When an ideal mono atomic gas is allowed to expand slowly until its pressure is reduced to exactly half its original values, by what factor does the volume change if the process is adiabatic.
no idea
To determine the change in volume of an ideal monoatomic gas during an adiabatic expansion process where the pressure is reduced to half its original value, we can use the relationship between pressure, volume, and temperature known as the adiabatic expansion formula.
The adiabatic expansion formula is given by:
P1 * V1^γ = P2 * V2^γ
Where:
P1 = initial pressure
V1 = initial volume
P2 = final pressure
V2 = final volume
γ = heat capacity ratio (ratio of specific heat capacities)
In the case of an ideal monoatomic gas, the value of γ is 5/3.
Let's assume the initial pressure (P1) is P and the initial volume (V1) is V.
We know that the final pressure (P2) is half the initial pressure, so P2 = P/2.
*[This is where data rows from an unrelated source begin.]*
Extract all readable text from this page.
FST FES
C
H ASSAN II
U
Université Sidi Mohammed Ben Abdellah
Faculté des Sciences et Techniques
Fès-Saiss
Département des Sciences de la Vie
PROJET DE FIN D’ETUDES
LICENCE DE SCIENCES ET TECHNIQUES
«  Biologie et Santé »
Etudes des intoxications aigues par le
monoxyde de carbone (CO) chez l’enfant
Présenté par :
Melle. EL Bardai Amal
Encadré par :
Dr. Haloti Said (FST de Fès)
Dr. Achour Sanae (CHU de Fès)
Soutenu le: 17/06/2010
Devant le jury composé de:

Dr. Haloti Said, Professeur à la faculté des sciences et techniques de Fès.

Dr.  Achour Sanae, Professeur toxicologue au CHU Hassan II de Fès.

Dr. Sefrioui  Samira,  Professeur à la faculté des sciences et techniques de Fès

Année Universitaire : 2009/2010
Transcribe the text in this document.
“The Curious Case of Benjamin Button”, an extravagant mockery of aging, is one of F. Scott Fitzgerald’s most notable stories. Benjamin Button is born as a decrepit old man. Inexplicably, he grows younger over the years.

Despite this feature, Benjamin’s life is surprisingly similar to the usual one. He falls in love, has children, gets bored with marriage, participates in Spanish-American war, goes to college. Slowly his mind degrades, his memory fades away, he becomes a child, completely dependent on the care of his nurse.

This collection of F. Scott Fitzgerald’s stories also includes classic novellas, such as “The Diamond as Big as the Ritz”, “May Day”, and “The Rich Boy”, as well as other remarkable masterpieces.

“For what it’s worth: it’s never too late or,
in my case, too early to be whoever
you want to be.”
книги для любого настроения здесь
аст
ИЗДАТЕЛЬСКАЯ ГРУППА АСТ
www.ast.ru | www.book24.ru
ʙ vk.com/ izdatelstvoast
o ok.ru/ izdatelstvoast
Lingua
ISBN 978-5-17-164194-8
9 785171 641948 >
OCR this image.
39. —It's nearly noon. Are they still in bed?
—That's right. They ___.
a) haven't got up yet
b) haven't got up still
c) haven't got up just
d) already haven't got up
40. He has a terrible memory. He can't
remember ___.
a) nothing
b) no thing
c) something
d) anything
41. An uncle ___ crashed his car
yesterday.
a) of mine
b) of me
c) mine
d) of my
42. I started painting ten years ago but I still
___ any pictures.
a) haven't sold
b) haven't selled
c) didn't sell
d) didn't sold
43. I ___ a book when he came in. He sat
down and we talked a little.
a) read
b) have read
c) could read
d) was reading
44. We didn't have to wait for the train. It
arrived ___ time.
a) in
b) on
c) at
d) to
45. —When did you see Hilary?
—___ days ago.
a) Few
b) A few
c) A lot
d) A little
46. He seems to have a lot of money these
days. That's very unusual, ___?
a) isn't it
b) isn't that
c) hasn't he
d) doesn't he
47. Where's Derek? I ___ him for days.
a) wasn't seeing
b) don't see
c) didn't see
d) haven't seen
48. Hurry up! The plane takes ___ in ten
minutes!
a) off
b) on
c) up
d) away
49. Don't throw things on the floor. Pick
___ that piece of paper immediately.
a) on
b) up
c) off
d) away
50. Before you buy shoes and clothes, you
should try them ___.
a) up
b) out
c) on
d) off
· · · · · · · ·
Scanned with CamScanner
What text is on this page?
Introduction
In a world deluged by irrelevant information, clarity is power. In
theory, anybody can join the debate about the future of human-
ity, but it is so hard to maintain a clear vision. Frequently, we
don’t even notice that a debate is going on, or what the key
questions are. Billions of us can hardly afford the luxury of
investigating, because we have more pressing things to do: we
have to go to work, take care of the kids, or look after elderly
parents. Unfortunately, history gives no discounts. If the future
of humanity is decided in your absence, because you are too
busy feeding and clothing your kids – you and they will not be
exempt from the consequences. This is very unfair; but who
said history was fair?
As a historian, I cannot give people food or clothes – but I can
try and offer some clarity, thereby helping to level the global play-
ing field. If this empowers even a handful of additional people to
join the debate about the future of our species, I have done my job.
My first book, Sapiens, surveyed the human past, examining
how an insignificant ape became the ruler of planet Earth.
Using the adiabatic expansion formula, we can now solve for the final volume (V2) in terms of P and V:
P1 * V1^γ = P2 * V2^γ
P * V^γ = (P/2) * V2^γ
Next, we can isolate V2:
V2^γ = V^γ * P/P2
V2^γ = V^γ * P/(P/2)
V2^γ = 2 * V^γ
Taking the γth root of both sides, we get:
V2 = V * (2)^(1/γ)
For an ideal monoatomic gas, γ = 5/3, so we have:
V2 = V * (2)^(3/5)
Therefore, the volume changes by a factor of (2)^(3/5) or approximately 1.5157 during the adiabatic expansion process when the pressure is reduced to half its original value.